As one non-limiting example, some embodiments described herein
relate to a voice agent that is ubiquitous in the sense that it is
essentially always available whenever the computing device is
operating, regardless of what applications are running on the
computing device. In some embodiments, the agent may provide output
(e.g., visual output) to the user to remind the user that the voice
agent is available, but in other embodiments the agent may provide
no output to the user even when it is available to receive
input.
[0154] It should be recognized an application program need not
provide the user with any output to have the focus of the computing
device. For instance, an application program (e.g., a ubiquitous
voice agent or another application program) has the focus of the
computing device, with or without presenting any output to the user
(e.g., by operating in the background), when the application
program is configured to receive input (e.g., voice input or any
other type of input) from a user. As one non-limiting example, a
ubiquitous voice agent may be configured to receive voice input
from a user (e.g., to invoke the voice agent) without presenting
any output to the user.
[0155] The terms "program" or "software" are used herein in a
generic sense to refer to any type of computer code or set of
processor-executable instructions that can be employed to program a
computer or other processor to implement various aspects of
embodiments as discussed above. Additionally, it should be
appreciated that according to one aspect, one or more computer
programs that when executed perform methods of the disclosure
provided herein need not reside on a single computer or processor,
but may be distributed in a modular fashion among different
computers or processors to implement various aspects of the
disclosure provided herein.
[0156] Processor-executable instructions may be in many forms, such
as program modules, executed by one or more computers or other
devices. Generally, program modules include routines, programs,
objects, components, data structures, etc. that perform particular
tasks or implement particular abstract data types. Typically, the
functionality of the program modules may be combined or distributed
as desired in various embodiments.
[0157] Also, data structures may be stored in one or more
non-transitory computer-readable storage media in any suitable
form. For simplicity of illustration, data structures may be shown
to have fields that are related through location in the data
structure. Such relationships may likewise be achieved by assigning
storage for the fields with locations in a non-transitory
computer-readable medium that convey relationship between the
fields. However, any suitable mechanism may be used to establish
relationships among information in fields of a data structure,
including through the use of pointers, tags or other mechanisms
that establish relationships among data elements.

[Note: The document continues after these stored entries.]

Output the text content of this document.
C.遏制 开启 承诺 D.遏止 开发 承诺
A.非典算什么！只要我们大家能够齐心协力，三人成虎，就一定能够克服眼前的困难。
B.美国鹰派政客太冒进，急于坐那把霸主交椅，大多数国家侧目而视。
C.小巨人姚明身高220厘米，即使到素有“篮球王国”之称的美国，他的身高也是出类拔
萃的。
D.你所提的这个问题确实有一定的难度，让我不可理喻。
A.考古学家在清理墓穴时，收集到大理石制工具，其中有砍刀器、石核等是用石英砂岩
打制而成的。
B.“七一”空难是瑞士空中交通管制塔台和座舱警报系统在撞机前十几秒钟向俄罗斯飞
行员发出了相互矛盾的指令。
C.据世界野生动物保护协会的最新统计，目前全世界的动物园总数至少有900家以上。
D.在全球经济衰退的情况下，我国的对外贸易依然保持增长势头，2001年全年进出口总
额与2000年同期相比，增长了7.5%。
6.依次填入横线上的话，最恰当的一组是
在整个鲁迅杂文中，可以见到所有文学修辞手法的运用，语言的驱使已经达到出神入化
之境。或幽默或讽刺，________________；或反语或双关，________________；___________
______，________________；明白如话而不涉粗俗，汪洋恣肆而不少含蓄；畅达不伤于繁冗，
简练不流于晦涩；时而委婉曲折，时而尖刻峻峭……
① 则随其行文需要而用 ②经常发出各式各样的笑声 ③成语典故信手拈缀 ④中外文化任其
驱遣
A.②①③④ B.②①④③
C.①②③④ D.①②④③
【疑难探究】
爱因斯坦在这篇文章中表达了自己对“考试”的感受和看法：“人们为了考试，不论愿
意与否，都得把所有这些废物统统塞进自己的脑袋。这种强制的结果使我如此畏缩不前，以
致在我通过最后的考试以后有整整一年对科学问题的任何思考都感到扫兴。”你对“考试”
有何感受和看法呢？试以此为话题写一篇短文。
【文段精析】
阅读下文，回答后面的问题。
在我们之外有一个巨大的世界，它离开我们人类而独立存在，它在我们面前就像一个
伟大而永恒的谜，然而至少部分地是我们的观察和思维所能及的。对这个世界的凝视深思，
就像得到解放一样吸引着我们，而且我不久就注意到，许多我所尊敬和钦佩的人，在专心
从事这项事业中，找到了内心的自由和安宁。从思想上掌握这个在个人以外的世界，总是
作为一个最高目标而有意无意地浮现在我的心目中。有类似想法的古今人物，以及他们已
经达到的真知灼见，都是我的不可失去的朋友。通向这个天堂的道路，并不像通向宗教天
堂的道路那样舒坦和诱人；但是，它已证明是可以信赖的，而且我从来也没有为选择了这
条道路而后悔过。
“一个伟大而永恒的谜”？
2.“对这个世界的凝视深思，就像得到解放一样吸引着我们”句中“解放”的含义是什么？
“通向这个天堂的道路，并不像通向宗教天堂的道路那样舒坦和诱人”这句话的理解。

[0158] Also, various inventive concepts may be embodied as one or
more processes, of which examples (FIGS. 4, 6A, 6B, and 7) have
been provided. The acts performed as part of each process may be
ordered in any suitable way. Accordingly, embodiments may be
constructed in which acts are performed in an order different than
illustrated, which may include performing some acts simultaneously,
even though shown as sequential acts in illustrative
embodiments.
[0159] All definitions, as defined and used herein, should be
understood to control over dictionary definitions, and/or ordinary
meanings of the defined terms.
[0160] As used herein in the specification and in the claims, the
phrase "at least one," in reference to a list of one or more
elements, should be understood to mean at least one element
selected from any one or more of the elements in the list of
elements, but not necessarily including at least one of each and
every element specifically listed within the list of elements and
not excluding any combinations of elements in the list of elements.
This definition also allows that elements may optionally be present
other than the elements specifically identified within the list of
elements to which the phrase "at least one" refers, whether related
or unrelated to those elements specifically identified. Thus, as a
non-limiting example, "at least one of A and B" (or, equivalently,
"at least one of A or B," or, equivalently "at least one of A
and/or B") can refer, in one embodiment, to at least one,
optionally including more than one, A, with no B present (and
optionally including elements other than B); in another embodiment,
to at least one, optionally including more than one, B, with no A
present (and optionally including elements other than A); in yet
another embodiment, to at least one, optionally including more than
one, A, and at least one, optionally including more than one, B
(and optionally including other elements); etc.
[0161] The phrase "and/or," as used herein in the specification and
in the claims, should be understood to mean "either or both" of the
elements so conjoined, i.e., elements that are conjunctively
present in some cases and disjunctively present in other cases.
Multiple elements listed with "and/or" should be construed in the
same fashion, i.e., "one or more" of the elements so conjoined.
Other elements may optionally be present other than the elements
specifically identified by the "and/or" clause, whether related or
unrelated to those elements specifically identified. Thus, as a
non-limiting example, a reference to "A and/or B", when used in
conjunction with open-ended language such as "comprising" can
refer, in one embodiment, to A only (optionally including elements
other than B); in another embodiment, to B only (optionally
including elements other than A); in yet another embodiment, to
both A and B (optionally including other elements); etc.
[0162] Use of ordinal terms such as "first," "second," "third,"
etc., in the claims to modify a claim element does not by itself
connote any priority, precedence, or order of one claim element
over another or the temporal order in which acts of a method are
performed. Such terms are used merely as labels to distinguish one
claim element having a certain name from another element having a
same name (but for use of the ordinal term).
[0163] The phraseology and terminology used herein is for the
purpose of description and should not be regarded as limiting. The
use of "including," "comprising," "having," "containing",
"involving", and variations thereof, is meant to encompass the
items listed thereafter and additional items.
[0164] Having described several embodiments of the techniques
described herein in detail, various modifications, and improvements
will readily occur to those skilled in the art. Such modifications
and improvements are intended to be within the spirit and scope of
the disclosure. Accordingly, the foregoing description is by way of
example only, and is not intended as limiting. The techniques are
limited only as defined by the following claims and the equivalents
thereto.
* * * * *